I just presented some of my work in Washington. I can’t talk about this and it’s just killing me. This anthropologist has never presented in circumstances so exalted. I hope I will some day be free to give you the details. Stay tuned
The work for Netflix continues. And it’s absorbing. And really interesting. On Thursday I’m going to Austin for the ATX conference. I’ll be hosting a panel. Please drop by and day “hi.”
I am also working on the Culture Camp for London. That’s Friday June 13th.
First, a note of apology. For reasons that are now lost in the mists of time, I chose to describe the camp as something designed for “cultural creatives” and to some English readers this suggested that this course was designed for creatives who make advertising.
My mistake. This course is for students of culture, planners, strategists, innovators and ethnographers. And yes, in the second half we will talk about how we can use your knowledge of culture to make culture.

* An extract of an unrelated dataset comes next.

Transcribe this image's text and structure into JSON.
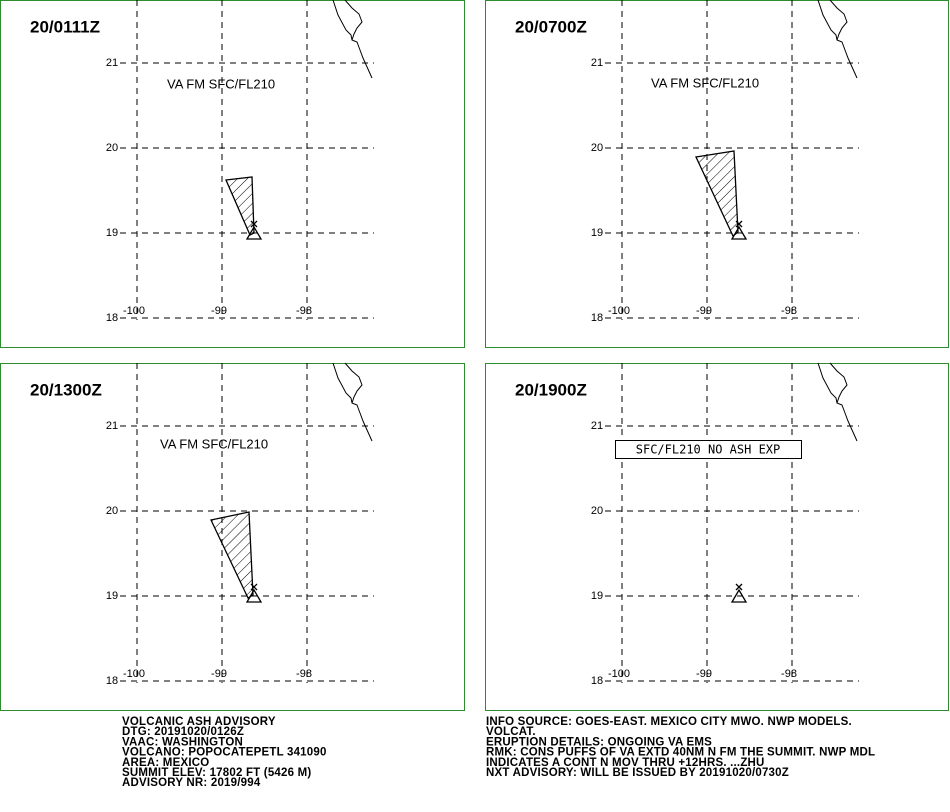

The First Half: Mapping Culture
The first half of the Camp will review of the big trends reshaping our lives, markets, and culture. We will look at the transformation of house, home, and family, the artisanal revolution in the world of food, what happened to “status” and “cool” as drivers of our culture (specifically, how they got extinguished and what replaces them), the revolution in the way we define women, the rise and role of old media and new.
You know those programs on PBS that shows us the coast line of Scotland from a low flying plane. That’s what the first half is going to be like, American and Western culture as if from a Piper Cub aircraft traveling at 12,000 feet. The whole thing (more or less) laid out before you. We will talk about how you can build your own “radar” to track changes in this culture.
The Second Half: Making Culture
The second half of the Camp is going to be really hands on. It is one thing to know about our culture. It’s another to begin making culture, in the form of design, advertising, innovation, story telling.
As far as I know, there is no handbook that shows what we do when we act as “meaning makers.” And this is a pity, because what the ad person has learned about creating culture in the form of an ad can serve the designer who is creating culture in the form of a brand.
We will talk about cultural arbitrage, and here we will talk about a recent video by Ingrid Michaelson, the comedy by Amy Schumer, the TV of Beau Willimon, the design work of Warby Parker, and the advertising by Carmichael Lynch for Subaru.
We will be talking about the meaning making, the meme making of Old Spice, Pharrell, Volvo, Apple, Oreo, Microsoft and others.
And we will be talking about the new rules of storytelling. TV is effectively become a laboratory for the reinvention of story telling. This gives me a chance to draw on my Netflix work to show how story telling is changing and what the new rules are.
This is a “vista” opportunity, a chance to see the what and the how of culture in a new, more systematic way.